Hypothyroidism reduces the risk of lung cancer through oxidative stress response and the PI3K/Akt signaling pathway: An RNA-seq and Mendelian randomization study

Wei Liu; Fei-Hang Zhi; Shao-Yi Zheng; Hao-Shuai Yang; Xi-Jie Geng; Hong-He Luo; Yan-Fen Feng; Yi-Yan Lei

doi:10.1016/j.heliyon.2023.e22661

Hypothyroidism reduces the risk of lung cancer through oxidative stress response and the PI3K/Akt signaling pathway: An RNA-seq and Mendelian randomization study

Heliyon. 2023 Nov 22;9(12):e22661. doi: 10.1016/j.heliyon.2023.e22661. eCollection 2023 Dec.

Authors

Wei Liu¹, Fei-Hang Zhi¹, Shao-Yi Zheng¹, Hao-Shuai Yang¹, Xi-Jie Geng², Hong-He Luo¹, Yan-Fen Feng^{3

4}, Yi-Yan Lei¹

Affiliations

¹ Department of Thoracic Surgery, The First Affiliated Hospital, Sun Yat-sen University, Guangzhou, Guangdong, 510080, China.
² Operating Room and Anesthesia Centre, The First Affiliated Hospital, Sun Yat-sen University, Guangzhou, 510080, China.
³ State Key Laboratory of Oncology in South China, Collaborative Innovation Center for Cancer Medicine, Sun Yat-sen University Cancer Center, Guangzhou, Guangdong, 510060, China.
⁴ Department of Pathology, Sun Yat-sen University Cancer Center, Guangzhou, Guangdong, 510060, China.

Abstract

Hypothyroidism has been suggested to play a role in tumor progression. However, the causal association between hypothyroidism and lung cancer remains unknow. To elucidate the potential association between hypothyroidism and lung cancer risk, we employ a Mendelian randomization (MR) approach.
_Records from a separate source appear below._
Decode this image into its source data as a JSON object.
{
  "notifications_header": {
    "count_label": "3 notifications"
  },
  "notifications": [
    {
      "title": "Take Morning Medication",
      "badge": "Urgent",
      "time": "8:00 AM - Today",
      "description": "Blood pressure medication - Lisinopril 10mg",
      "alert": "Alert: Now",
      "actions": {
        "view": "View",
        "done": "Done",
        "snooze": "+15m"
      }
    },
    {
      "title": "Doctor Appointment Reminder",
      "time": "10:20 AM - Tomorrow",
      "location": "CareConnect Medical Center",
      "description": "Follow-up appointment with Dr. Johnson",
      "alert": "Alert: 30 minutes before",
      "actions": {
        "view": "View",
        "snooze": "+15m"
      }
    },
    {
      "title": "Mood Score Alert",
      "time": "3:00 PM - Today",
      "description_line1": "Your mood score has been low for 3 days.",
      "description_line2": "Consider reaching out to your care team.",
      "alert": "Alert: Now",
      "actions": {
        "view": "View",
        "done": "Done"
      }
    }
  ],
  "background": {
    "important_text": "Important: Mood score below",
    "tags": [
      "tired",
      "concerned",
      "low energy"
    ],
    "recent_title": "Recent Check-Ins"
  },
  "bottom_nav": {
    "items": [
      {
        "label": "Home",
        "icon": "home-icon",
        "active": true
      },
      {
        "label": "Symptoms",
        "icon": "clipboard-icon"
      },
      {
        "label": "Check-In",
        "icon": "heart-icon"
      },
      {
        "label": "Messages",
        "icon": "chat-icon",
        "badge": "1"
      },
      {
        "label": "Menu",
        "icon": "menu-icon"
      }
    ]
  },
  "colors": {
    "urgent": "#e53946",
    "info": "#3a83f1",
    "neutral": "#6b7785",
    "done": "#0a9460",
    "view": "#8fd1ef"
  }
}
MR was performed to analyze pooled data from the International Lung Cancer Consortium (11,348 cases and 15,861 controls; European ancestry) to determine the causal relationship between hypothyroidism and lung cancer. We used 36, 83, and 14 single nucleotide polymorphisms as instrumental variables for hypothyroidism/myxoedema, hypothyroidism, and exercise, respectively. We further investigated the mechanisms involved in transcriptome analysis using data from The Cancer Genome Atlas and Genotype-Tissue Expression database. We conducted an initial validation of intermediary factor using a two-step MR analysis. Genetically predicted hypothyroidism was significantly related to the risk of overall lung cancer, specifically the risk of lung squamous cell cancer (LSCC) but not with the risk of lung adenocarcinoma (LUAD) as assessed using the inverse-variance weighted (IVM) method. A similar causal association was found between hypothyroidism/myxoedema and the risk of lung cancer, LSCC, and LUAD. Transcriptome analysis showed that genes associated with hypothyroidism, lung cancer, and LSCC were enriched in the PI3K/Akt signaling pathway and oxidative stress response. However, genes related to hypothyroidism and LUAD did not exhibit enrichment in these pathways. Hypothyroidism was significantly associated with strenuous sports or other exercises. Moreover, genetically predicted exercise was significantly related to the risk of overall lung cancer, and LSCC, but not LUAD. We detected no horizontal pleiotropy using the MR-PRESSO and MR Egger regression intercept. Hypothyroidism was causally associated with a lower risk of lung cancer, and these effects might be mediated by the oxidative stress response and the PI3K/Akt signaling pathway. Therefore, our study suggests that the potential factors and viable etiologies of hypothyroidism that contributed to lung cancer risk deserve further investigation.

Keywords: Hypothyroidism; Lung cancer; Mendelian randomization analysis; Oxidative stress; PI3K/Akt signaling; Transcriptome analysis.